Espera -se que Mamdani participe do funeral do Islã na quinta -feira, depois de ser convidado a comparecer à família.
“Eu os liguei antecipadamente para perguntar se isso era algo que eu poderia fazer. Eles me receberam em sua casa”, disse Mamdani. “Eles se recusaram a me deixar sair até que eu tomei café da manhã com eles. Eles são uma personificação do que faz desta cidade a que amamos.”
Os funerais policiais nos últimos anos atraíram comentários políticos e dissidências.

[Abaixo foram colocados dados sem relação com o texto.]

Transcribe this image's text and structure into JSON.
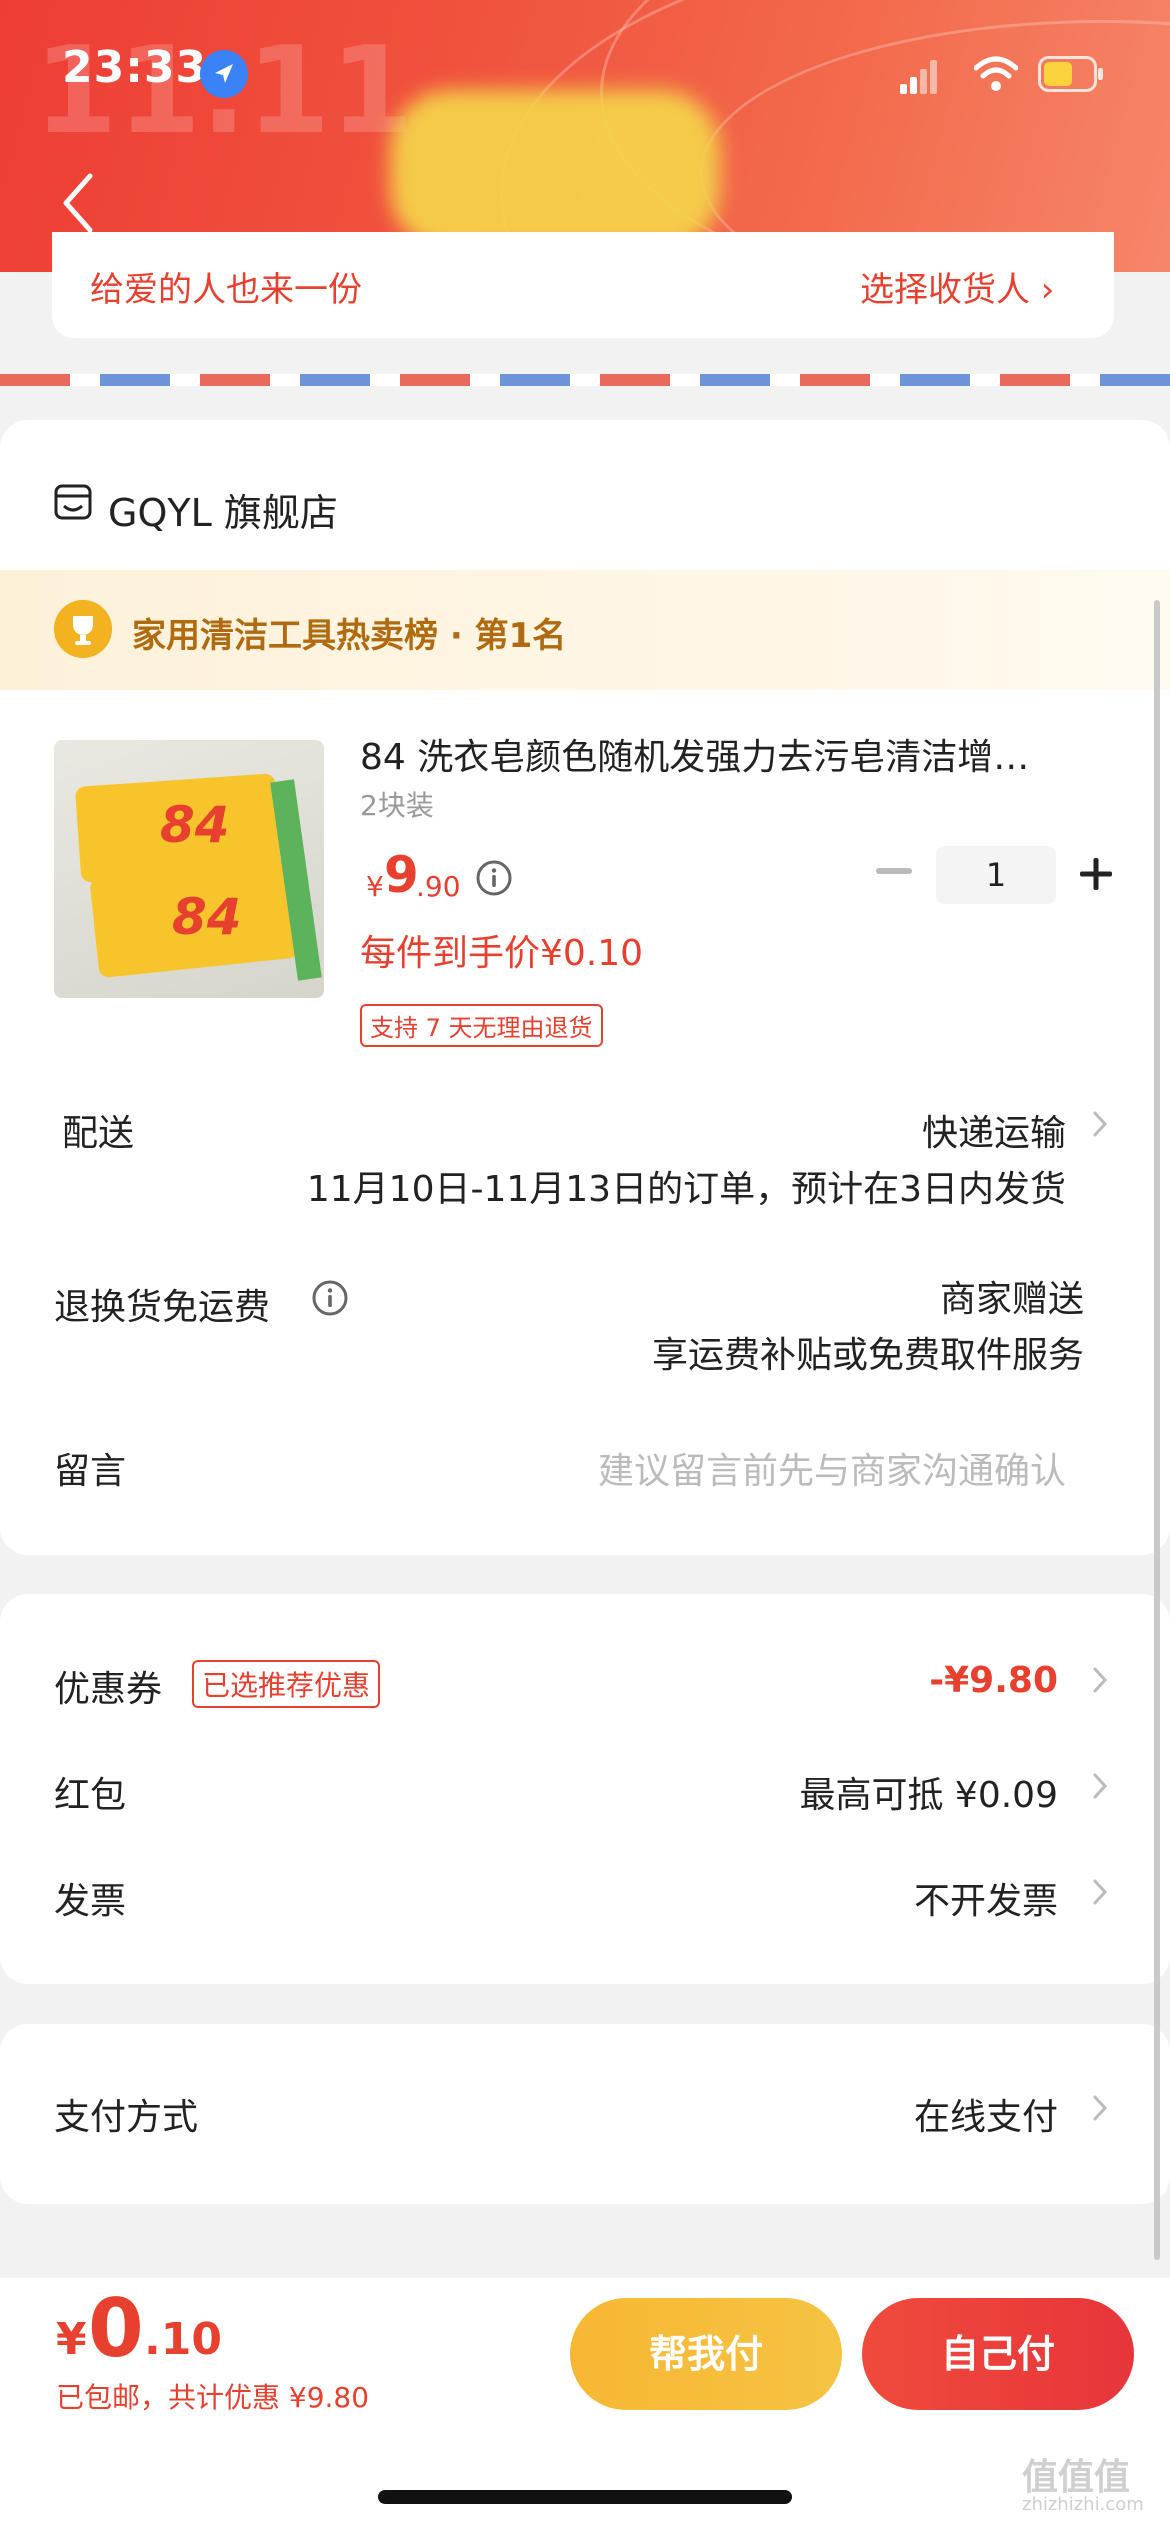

Em 2022, a viúva do oficial da polícia de Nova York, Jason Rivera, que foi morta junto com seu parceiro no cumprimento do dever, o procurador do distrito de Manhattan, Alvin Bragg, durante seu elogio, acusando -o de ser suave com o crime.
E há uma década, milhares de policiais nos funerais para os policiais Wenjian Liu e Rafael Ramos voltaram as costas para o então prefeito Bill de Blasio, que foi eleito por uma promessa de reformar o polícia de Nova York. O momento marcou um ponto de virada em sua prefeitura.
Mamdani, concorrendo a ser o primeiro prefeito muçulmano da cidade, tem conexões com a população de Bangladesh da cidade e recebeu apoio esmagador das comunidades do sul da Ásia da cidade.